La journaliste et poétesse évangélique Marianne Farningham (1834-1909), ou les romancières anglicanes Hesba Stretton (1832-1911) et Felicia Skene (1821-1899), sont d’autres figures encore d’« auteur-e-s » engagées, incitant dans leurs écrits les femmes à prendre leur destin en main ; la première prêchait par l’exemple, et s’engagea ensuite dans le combat pour le suffrage féminin, tout en reconnaissant la suprême importance de servir Dieu ; Stretton et Skene combinaient l’écriture de romans religieux et l’action sociale au sein de la Charity Organization Society ou de la National Society for the Prevention of Cruelty to Children.
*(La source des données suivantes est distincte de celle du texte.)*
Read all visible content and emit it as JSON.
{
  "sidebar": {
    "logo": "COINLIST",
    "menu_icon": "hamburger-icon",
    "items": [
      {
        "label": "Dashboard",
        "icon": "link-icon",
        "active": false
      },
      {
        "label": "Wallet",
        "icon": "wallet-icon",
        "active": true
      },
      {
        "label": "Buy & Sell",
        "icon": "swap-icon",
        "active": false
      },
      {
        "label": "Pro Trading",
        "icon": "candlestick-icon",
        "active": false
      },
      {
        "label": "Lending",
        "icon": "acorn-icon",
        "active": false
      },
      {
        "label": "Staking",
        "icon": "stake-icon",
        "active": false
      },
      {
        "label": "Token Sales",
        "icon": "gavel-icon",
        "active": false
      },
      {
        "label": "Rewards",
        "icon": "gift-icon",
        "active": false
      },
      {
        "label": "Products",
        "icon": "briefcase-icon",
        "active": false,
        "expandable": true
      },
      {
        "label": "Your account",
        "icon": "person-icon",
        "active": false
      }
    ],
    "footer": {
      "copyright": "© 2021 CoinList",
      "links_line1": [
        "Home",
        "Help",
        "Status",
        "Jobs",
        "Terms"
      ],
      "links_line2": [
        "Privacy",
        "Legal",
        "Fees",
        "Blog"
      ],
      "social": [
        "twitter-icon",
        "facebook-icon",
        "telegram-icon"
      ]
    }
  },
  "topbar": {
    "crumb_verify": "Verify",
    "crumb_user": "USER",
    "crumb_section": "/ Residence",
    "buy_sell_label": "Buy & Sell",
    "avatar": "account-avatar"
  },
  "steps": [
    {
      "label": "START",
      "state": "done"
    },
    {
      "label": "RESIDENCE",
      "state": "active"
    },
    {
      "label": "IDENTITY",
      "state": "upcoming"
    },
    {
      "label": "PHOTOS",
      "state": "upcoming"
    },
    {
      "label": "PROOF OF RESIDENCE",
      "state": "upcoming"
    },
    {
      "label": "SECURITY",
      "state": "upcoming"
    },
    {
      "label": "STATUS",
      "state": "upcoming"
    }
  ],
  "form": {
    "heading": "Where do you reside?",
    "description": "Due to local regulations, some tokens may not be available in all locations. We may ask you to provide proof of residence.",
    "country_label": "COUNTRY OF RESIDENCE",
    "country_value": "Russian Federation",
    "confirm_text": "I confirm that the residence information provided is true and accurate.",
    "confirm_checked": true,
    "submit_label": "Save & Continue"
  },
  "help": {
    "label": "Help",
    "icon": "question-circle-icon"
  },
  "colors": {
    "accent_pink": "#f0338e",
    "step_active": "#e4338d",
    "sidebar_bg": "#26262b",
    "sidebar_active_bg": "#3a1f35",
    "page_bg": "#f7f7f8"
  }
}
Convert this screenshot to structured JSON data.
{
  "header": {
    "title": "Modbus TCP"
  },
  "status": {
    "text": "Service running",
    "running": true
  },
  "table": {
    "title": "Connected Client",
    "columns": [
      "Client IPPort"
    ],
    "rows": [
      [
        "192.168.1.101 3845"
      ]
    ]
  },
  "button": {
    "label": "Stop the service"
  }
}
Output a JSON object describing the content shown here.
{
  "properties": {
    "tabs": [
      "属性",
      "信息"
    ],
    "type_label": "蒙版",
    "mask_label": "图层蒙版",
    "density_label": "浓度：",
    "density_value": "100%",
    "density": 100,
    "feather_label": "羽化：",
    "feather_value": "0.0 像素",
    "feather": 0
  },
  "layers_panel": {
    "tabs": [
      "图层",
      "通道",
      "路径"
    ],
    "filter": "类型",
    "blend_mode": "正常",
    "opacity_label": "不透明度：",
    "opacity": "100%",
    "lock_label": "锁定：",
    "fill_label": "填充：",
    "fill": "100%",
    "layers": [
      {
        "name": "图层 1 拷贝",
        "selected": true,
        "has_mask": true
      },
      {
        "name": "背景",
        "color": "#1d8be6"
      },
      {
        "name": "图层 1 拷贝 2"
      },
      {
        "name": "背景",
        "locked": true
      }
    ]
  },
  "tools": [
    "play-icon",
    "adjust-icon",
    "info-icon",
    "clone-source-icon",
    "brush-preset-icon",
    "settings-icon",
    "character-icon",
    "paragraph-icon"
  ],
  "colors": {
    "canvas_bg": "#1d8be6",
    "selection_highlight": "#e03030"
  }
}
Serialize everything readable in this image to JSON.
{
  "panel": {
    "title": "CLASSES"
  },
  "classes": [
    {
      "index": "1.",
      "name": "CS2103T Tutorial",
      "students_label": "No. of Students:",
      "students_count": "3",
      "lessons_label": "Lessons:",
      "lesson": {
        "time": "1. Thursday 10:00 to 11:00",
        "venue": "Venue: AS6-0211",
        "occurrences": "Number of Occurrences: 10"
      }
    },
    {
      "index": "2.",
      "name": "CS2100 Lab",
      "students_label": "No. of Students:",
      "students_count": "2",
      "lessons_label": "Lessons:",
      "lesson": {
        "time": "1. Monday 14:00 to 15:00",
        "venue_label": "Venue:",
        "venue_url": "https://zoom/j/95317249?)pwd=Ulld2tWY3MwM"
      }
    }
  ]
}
De même, Judith Rowbotham, Guli Francis-Dehqani et Laura Lauer soulignent dans leurs contributions respectives l’apport des femmes au mouvement missionnaire, même si celui-ci fut constamment minoré par les diverses instances hiérarchiques, ainsi que la façon dont l’apostolat outremer constituait l’une des rares voies de réalisation, personnelle comme professionnelle, pour les femmes victoriennes et, en particulier, pour les femmes seules, que leur célibat plaçait en dehors des structures traditionnelles.

Cette approche un peu pointilliste, qui souligne certes le charisme indéniable de ces différentes personnalités, n’est pas sans présenter le danger bien connu de l’« effet de source » : après tout, peut-on se demander, dans quelle mesure ces individualités sont-elles représentatives de courants à plus long terme, quelle fut leur marge d’action effective ? La question n’est pas sans fondement ; toutefois, il apparaît nettement que la religion a permis, entre 1750 et 1900, à certaines femmes britanniques (« certaines », car elles étaient principalement issues de milieux sociaux qui n’étaient pas indifférenciés, allant globalement de la lower à l’upper middle class), d’accroître leur « surface sociale », bien au-delà des rôles marital et maternel qui leur étaient initialement impartis. L’intérêt est que par ce biais, elles pouvaient affirmer une existence autonome (il n’est pas indifférent qu’une part notable des femmes étudiées ici étaient des célibataires, finalement considérées comme des laissées-pour-compte dans une société qui exaltait l’institution matrimoniale) tout en semblant se conformer aux rôles sexuels qui leur étaient imposés ; le processus de détournement du langage patriarcal traditionnel à l’œuvre revêt donc importance particulière. Peu importe que les « auteur-e-s » de ce discours aient été, au plan politique, progressistes ou conservatrices — ou, plus exactement si : cela importe, en montrant que la question ne saurait être réduite à un clivage partisan ; dans tous les cas, elles accomplissaient une œuvre proprement révolutionnaire.

1 L’ouvrage classique exposant cette thèse demeure Alan Gibert, Religion and Society in Industrial England. Church, Chapel and Social Change, 1740-1914, Londres, 1976.

2 Claude Langlois, Le Catholicisme au féminin, Paris, 1984.

3 A. James Hammerton, Cruelty and Companionship, Londres, 1992.